Five-fold increase in farmers' protests across India, finds new study

These statistics points that India is sitting atop a massive time-bomb of agrarian crisis and disquiet, and the clock is ticking away. 
Farmers plant paddy saplings in a field at a village in the Arnia Sector near the India-Pakistan border on Monday. (Photo | PTI)
Farmers plant paddy saplings in a field at a village in the Arnia Sector near the India-Pakistan border on Monday. (Photo | PTI)

NEW DELHI: Farmer protests in India have registered an almost five-fold increase since 2017. From 34 major protests across 15 states in 2017, the number has now gone up to 165 protests across 22 states and Union territories.

Every day, over 28 farm labourers and cultivators commit suicide in our country. In 2019, there were 5,957 farmer suicides, along with an additional 4,324 farm labourers who died by suicide, according to the State of India’s Environment in Figures 2021.

Today, India has more farm labourers than farmers – in 52 per cent of the country’s districts, the population of farm labourers has outstripped that of farmers and cultivators. Bihar, Kerala and Puducherry have more farm labourers than farmers in all their districts.

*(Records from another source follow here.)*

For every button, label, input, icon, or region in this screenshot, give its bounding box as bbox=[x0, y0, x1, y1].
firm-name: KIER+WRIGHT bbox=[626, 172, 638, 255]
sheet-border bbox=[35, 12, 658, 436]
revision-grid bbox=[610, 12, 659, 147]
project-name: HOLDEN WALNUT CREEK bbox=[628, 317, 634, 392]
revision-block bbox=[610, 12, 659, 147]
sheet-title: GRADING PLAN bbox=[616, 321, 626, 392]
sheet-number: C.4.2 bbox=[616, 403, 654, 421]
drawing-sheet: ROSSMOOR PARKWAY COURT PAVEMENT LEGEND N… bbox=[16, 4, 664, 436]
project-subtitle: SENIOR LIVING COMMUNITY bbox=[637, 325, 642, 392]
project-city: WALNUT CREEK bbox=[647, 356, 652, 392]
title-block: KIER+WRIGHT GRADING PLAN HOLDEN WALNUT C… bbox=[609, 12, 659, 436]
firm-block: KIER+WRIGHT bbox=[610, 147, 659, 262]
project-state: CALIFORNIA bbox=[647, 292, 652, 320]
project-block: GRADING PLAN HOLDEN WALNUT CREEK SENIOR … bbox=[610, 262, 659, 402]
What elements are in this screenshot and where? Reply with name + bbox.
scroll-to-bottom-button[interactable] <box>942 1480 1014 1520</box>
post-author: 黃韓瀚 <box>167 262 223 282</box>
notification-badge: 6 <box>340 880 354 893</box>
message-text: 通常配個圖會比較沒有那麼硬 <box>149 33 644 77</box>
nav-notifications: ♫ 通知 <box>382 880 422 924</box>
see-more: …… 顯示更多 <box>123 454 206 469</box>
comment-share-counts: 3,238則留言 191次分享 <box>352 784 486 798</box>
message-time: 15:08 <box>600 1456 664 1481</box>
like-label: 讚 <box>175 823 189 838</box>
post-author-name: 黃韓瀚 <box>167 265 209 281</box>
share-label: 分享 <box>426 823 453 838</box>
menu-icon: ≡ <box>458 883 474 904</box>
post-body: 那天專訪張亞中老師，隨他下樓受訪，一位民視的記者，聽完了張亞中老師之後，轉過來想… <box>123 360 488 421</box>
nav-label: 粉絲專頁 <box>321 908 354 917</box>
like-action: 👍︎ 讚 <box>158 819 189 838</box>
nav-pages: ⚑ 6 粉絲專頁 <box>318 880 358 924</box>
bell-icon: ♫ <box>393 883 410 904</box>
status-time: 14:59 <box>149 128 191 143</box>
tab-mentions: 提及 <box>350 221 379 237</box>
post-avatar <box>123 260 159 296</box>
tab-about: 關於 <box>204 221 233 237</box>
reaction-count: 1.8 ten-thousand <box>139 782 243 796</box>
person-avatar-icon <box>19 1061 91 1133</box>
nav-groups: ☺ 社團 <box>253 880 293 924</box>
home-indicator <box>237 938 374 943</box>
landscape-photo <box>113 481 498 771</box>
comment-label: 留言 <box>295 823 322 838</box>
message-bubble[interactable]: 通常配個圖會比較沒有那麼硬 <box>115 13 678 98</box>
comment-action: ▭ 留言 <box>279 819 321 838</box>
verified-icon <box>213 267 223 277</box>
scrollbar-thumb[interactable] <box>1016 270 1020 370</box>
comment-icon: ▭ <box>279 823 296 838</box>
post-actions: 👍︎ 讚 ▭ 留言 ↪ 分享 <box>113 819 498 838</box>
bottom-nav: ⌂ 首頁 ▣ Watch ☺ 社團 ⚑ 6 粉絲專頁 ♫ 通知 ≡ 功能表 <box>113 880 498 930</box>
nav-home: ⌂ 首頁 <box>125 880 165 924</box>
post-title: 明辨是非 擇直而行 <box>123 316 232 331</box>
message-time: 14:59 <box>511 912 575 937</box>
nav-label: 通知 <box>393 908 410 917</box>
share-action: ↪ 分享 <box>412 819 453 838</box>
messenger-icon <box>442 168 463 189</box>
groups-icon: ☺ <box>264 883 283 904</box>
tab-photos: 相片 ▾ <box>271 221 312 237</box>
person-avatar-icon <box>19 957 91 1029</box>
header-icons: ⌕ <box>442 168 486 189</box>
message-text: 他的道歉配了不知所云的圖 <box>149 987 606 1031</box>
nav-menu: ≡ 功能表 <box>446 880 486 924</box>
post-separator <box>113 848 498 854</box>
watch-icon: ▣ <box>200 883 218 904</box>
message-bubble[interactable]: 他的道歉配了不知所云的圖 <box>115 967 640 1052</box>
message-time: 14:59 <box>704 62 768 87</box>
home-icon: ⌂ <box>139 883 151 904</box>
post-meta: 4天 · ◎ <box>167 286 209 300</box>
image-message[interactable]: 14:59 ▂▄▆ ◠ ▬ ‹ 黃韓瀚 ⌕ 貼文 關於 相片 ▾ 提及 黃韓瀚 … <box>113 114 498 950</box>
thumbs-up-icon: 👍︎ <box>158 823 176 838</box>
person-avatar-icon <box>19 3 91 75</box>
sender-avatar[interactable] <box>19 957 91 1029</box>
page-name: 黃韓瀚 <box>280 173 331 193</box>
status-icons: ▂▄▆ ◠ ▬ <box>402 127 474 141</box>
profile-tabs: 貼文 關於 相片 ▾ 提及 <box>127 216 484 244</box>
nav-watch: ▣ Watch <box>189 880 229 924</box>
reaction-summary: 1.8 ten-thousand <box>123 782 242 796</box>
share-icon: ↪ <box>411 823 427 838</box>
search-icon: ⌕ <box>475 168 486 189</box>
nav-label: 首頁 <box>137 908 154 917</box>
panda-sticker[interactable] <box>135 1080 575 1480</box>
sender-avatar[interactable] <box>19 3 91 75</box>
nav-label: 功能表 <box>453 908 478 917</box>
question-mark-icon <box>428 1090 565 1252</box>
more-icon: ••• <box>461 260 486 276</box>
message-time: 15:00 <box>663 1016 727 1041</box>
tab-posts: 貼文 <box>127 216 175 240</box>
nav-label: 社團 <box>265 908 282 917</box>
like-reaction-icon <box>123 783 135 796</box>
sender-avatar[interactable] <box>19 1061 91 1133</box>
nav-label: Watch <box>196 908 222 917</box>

These statistics points that India is sitting atop a massive time-bomb of agrarian crisis and disquiet, and the clock is ticking away. 

CSE director general Sunita Narain said: “There is drama in numbers, especially when these numbers give you a trend – are things getting better or worse. It is even more powerful when you can use the trend to understand the crisis, the challenge and the opportunity.”

In the case of agriculture and land, things seem to be certainly on the downside. 

“This is evident all the more when you see the condition of land records and their maintenance in the country. Our analysis shows that 14 states in India have witnessed a deterioration in the quality of their land records," says Richard Mahapatra, managing editor of Down To Earth. 

According to Narain, “at a time and age when the quality of data available to us is usually poor – it is either missing, unavailable publicly or of questionable quality – a collection like this can be immensely helpful, especially for journalists. Improving the quality of data can only happen when we use it for policy.”